Senate Majority Leader Mitch McConnell, R-Ky., will force Democrats to vote Tuesday on the Green New Deal, a move seen by Democrats as a ploy aimed at using the ambitious — and provocative — climate change resolution to drive a wedge between the party's rank-and-file members and its progressive wing ahead of the 2020 election.
McConnell has made it clear that he is pushing the vote to put Democrats, especially the many in the Senate who are running for president in 2020, on the record about the controversial plan introduced last month by Rep. Alexandria Ocasio-Cortez, D-N.Y., and Sen. Ed Markey, D-Mass., which Republicans contend would move the country toward socialism and destroy the economy.
"I could not be more glad that the American people will have the opportunity to learn precisely where each one of their senators stand on the 'Green New Deal': a radical, top-down, socialist makeover of the entire U.S. economy," McConnell tweeted Monday.
Democrats reportedly plan to dodge what they have dismissed as a "stunt vote" on the Green New Deal by voting "present" instead of voting either for or against the proposal, which requires 60 votes to advance. The Democrats, who support many of the ideas in the climate measure, believe "the Green New Deal at this stage is more of an aspirational document than finely crafted legislation ready for a vote," CNN reported.
The Green New Deal is a broad set of bold goals outlined in a non-binding resolution that seeks to move the country toward "net-zero greenhouse gas emissions" by 2050 and create "millions of good, high-wage jobs" in clean energy sectors. The wide-ranging package is a resolution – not detailed legislation – and does not identify specific ways to achieve the goals it lays out.
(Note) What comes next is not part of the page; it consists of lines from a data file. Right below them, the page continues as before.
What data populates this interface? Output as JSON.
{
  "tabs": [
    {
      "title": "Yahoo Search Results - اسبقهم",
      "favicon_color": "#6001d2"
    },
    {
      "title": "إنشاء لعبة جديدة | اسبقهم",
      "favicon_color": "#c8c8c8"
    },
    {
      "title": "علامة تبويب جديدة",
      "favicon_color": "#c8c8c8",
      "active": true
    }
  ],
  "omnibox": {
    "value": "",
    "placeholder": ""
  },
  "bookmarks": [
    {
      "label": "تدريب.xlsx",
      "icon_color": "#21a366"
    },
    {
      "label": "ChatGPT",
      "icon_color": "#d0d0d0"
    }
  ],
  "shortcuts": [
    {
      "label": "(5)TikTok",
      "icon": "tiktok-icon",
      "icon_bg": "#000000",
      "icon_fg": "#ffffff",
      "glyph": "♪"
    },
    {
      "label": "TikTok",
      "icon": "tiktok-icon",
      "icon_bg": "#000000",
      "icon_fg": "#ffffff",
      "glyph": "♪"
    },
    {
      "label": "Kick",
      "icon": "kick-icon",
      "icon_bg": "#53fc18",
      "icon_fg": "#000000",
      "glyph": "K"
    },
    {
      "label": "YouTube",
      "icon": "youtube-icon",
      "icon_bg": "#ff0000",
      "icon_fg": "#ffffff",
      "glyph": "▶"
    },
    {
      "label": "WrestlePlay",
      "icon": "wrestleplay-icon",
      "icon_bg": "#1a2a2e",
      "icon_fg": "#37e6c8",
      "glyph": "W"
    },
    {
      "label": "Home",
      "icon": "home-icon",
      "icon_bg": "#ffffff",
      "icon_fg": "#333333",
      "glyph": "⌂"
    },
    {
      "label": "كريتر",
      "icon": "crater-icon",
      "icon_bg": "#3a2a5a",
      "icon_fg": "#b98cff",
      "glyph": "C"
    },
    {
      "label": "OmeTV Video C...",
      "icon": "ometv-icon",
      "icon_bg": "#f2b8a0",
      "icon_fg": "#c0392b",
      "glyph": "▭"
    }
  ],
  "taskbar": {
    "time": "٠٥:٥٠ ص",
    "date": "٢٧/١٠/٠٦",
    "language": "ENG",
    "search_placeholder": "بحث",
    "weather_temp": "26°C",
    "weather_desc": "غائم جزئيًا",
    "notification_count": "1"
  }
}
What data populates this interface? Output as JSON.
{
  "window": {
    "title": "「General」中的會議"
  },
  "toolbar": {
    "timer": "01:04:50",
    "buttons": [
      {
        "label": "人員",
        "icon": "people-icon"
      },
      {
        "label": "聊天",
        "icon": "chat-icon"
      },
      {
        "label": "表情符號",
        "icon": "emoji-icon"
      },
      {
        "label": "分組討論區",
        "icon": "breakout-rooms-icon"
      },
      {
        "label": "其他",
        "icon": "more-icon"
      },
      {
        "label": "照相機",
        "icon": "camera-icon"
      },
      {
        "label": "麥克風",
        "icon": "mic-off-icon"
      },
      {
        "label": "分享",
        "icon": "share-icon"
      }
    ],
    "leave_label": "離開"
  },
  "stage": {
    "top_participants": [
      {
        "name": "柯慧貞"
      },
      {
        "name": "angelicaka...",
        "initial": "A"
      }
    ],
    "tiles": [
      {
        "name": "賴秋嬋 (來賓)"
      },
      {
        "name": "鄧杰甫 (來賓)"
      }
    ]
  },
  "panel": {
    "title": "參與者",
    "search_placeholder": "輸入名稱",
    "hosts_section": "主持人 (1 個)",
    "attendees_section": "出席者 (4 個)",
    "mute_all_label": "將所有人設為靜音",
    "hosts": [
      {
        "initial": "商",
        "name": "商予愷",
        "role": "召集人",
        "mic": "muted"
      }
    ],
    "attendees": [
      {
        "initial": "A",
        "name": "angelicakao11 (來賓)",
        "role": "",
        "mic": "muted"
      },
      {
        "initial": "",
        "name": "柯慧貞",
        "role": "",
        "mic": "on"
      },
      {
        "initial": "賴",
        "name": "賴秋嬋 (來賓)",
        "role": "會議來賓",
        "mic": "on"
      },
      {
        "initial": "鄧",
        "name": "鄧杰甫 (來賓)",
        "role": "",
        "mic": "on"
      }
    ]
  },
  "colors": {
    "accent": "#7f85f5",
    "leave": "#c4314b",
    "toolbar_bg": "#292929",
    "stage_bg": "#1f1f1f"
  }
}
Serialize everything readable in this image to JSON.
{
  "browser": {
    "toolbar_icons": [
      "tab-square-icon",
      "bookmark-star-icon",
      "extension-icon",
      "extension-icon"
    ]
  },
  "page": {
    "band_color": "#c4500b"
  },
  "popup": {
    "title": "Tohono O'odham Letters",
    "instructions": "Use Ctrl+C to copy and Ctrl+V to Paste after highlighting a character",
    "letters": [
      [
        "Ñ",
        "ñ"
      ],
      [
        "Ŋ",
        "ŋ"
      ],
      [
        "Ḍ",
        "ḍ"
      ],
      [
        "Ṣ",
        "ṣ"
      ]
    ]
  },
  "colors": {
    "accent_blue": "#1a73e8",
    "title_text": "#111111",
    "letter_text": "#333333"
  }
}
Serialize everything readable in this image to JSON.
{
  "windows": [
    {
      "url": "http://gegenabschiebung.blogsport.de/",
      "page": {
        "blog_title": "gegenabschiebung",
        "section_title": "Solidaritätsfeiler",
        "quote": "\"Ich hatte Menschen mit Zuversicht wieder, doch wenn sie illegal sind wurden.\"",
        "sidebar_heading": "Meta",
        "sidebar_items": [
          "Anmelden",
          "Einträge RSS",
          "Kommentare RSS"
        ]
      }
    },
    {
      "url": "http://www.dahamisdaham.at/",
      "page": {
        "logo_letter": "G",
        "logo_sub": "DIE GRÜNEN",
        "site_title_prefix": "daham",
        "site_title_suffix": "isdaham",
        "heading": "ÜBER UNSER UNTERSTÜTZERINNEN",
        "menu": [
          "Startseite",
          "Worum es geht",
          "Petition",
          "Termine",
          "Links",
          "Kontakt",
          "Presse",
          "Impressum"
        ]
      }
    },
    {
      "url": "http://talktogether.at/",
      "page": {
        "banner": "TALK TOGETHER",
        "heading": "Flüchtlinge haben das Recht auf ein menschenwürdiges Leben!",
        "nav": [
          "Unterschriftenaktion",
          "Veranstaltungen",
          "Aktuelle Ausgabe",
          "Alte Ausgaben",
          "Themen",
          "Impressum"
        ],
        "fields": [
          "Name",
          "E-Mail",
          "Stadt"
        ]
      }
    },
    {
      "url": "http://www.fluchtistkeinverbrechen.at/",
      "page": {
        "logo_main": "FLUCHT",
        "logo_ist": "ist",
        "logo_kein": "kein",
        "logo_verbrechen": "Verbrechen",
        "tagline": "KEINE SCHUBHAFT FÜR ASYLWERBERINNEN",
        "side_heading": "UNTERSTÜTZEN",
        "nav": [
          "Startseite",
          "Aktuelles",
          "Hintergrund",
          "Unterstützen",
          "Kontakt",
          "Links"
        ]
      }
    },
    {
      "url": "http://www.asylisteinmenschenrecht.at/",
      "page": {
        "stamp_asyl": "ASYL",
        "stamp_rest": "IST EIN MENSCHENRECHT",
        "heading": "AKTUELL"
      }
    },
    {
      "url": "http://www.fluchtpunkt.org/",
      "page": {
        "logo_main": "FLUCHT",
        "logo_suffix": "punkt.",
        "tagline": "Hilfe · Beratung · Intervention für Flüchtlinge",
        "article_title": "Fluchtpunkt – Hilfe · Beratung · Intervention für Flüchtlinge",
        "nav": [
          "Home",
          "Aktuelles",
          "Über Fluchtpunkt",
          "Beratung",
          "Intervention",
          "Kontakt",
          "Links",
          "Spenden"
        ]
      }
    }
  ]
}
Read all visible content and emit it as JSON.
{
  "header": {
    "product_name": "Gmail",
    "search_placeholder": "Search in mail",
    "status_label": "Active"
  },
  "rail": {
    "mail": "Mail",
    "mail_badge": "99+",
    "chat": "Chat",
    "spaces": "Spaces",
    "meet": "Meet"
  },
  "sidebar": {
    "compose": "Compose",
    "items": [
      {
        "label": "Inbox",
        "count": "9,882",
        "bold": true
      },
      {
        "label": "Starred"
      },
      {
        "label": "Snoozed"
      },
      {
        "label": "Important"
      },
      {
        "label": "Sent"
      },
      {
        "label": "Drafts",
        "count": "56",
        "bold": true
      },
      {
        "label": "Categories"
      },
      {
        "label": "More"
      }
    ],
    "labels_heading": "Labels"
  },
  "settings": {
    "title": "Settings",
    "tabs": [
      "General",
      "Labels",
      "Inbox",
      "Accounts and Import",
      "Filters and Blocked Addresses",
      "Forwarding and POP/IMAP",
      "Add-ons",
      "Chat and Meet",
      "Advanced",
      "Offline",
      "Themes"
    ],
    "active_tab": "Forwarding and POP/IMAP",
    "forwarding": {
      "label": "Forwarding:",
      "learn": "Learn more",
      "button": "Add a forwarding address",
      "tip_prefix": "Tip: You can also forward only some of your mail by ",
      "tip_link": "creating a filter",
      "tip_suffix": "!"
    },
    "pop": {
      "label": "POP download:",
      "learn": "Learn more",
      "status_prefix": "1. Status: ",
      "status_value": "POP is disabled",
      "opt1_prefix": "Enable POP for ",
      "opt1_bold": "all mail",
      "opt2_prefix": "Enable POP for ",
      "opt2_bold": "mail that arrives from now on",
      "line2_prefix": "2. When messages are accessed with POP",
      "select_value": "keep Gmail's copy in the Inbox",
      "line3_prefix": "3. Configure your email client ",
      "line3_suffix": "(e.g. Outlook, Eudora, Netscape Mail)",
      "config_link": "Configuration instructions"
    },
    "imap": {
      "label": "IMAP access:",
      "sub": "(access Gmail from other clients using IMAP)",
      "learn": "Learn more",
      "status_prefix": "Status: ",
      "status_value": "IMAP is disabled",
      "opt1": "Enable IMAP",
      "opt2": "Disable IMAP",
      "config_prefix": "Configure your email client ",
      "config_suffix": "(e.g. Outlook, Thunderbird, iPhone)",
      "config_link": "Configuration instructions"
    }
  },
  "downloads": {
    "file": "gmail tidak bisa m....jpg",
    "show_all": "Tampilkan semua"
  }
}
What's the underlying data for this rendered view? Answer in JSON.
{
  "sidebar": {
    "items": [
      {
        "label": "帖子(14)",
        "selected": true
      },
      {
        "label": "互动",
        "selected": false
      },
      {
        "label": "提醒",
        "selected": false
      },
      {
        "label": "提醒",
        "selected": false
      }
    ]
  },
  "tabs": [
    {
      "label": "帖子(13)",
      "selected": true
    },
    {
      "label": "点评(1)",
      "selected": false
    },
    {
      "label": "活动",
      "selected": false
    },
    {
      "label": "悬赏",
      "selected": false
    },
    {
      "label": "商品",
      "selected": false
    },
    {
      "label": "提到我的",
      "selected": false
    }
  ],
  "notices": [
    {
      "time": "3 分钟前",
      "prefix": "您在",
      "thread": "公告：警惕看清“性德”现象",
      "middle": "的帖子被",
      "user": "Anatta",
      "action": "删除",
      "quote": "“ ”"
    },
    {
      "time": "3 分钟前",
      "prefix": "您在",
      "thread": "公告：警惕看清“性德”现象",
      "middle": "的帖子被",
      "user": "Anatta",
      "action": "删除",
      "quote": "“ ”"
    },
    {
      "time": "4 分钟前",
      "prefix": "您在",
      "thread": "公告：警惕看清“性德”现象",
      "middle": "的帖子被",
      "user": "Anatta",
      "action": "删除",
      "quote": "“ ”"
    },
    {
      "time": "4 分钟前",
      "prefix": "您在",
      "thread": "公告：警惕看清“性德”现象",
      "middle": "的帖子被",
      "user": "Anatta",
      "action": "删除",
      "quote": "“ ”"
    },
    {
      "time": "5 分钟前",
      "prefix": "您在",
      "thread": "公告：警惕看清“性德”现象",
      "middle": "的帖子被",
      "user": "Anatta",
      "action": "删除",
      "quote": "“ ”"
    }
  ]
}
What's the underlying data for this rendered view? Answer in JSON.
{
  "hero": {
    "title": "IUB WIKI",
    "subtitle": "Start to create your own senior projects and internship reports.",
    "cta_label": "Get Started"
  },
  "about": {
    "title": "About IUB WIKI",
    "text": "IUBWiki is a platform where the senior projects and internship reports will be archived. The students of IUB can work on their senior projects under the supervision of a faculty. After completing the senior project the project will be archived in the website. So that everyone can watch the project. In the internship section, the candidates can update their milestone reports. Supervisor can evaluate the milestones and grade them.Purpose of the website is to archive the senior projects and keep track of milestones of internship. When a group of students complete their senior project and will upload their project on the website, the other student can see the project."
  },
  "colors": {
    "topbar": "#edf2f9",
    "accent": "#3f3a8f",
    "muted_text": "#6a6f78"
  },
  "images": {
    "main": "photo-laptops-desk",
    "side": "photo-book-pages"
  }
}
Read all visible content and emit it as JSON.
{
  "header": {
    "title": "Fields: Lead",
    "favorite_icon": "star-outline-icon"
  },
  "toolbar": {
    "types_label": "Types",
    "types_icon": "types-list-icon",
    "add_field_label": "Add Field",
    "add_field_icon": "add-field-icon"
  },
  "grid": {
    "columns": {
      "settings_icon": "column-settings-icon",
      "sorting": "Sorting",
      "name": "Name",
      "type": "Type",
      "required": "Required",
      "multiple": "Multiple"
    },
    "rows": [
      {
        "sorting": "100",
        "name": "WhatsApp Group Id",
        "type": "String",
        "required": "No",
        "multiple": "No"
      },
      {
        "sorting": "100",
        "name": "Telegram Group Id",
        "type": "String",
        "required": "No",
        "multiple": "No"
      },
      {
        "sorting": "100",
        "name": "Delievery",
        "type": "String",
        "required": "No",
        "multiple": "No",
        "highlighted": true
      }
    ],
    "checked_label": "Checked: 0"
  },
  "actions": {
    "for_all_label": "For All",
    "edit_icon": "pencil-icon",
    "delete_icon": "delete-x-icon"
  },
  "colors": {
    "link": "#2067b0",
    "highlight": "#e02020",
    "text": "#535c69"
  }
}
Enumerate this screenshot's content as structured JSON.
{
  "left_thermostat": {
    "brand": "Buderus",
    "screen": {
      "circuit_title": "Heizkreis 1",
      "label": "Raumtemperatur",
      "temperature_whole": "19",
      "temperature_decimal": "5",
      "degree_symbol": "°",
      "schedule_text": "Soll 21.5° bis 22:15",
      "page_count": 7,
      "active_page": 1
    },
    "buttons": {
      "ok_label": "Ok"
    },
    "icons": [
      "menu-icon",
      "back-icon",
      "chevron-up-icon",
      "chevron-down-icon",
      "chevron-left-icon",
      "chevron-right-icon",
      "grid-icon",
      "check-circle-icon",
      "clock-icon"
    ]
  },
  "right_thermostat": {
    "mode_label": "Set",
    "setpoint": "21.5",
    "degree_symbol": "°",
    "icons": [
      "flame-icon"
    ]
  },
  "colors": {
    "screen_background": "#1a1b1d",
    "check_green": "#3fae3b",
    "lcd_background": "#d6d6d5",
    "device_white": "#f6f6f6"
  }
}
Democrats thus argue that the vote scheduled for 4 p.m. ET will occur before the plan has been debated in Congress or on the national stage.
"Let's not do a sham vote that's meant to embarrass one person or another. This is too serious an issue for that," Senate Minority Leader Chuck Schumer, D-N.Y., said on the Senate floor Monday. "Republican owe the American people some real answers – not games."
Sen. Ed Markey, a lead sponsor of the Green New Deal, also dismissed Tuesday's vote as a "sham" that seeks to "make a mockery of the debate in the Senate on climate action" on Monday. He said the resolution was meant to spur national debate about how to tackle climate change and fuel a greener economy – not to divide the Democratic Party by forcing lawmakers to take sides in a quick vote.
"They are calling this vote without any hearings, without any expert testimony, without any true discussion about the cost of climate inaction and the massive potential for clean energy job creation," Markey said.
He added, "Senate Democrats intend to show unity on the issue of climate change. We will be turning the tables on Republicans who have no plan on climate change and have no intention of passing legislation to combat it."
Ocasio-Cortez blasted congressional Republicans on Saturday for seeking a "bluff" vote on her proposed legislation.
"The GOP's whole game of wasting votes in Congress to target others 'on the record', for leg they have no intent to pass, is a disgrace," Rep. Alexandria Ocasio-Cortez, D-N.Y., who introduced the resolution last month with Sen. Ed Markey, D-Mass., tweeted over the weekend. "Stop wasting the American peoples' time + learn to govern. Our jobs aren't for campaigning, & that's exactly what these bluff votes are for."
The Senate will also vote Tuesday on a $14 billion disaster aid bill for victims of hurricanes, tornadoes and drought during the last two years, which the House of Representatives passed in January. The outcome of the vote remains unclear.
Schumer blasted McConnell for scheduling a "sham" vote on the Green New Deal right before members of the upper chamber will vote on a funding package for disaster relief, arguing climate change and natural disasters are unquestionably related.
"Let there be no doubt: These disasters are magnified precisely because of climate change," Schumer said Monday on the Senate floor. "I can not fathom the level of cognitive dissonance required to schedule these votes one right after the other."
McConnell has come under intense scrutiny from some Democrats earlier this week, after he blocked a resolution on Monday expressing that Congress wants special counsel Robert Mueller's full report detailing his investigation into allegations of collusion between President Donald Trump's 2016 presidential campaign and Russia to be made public.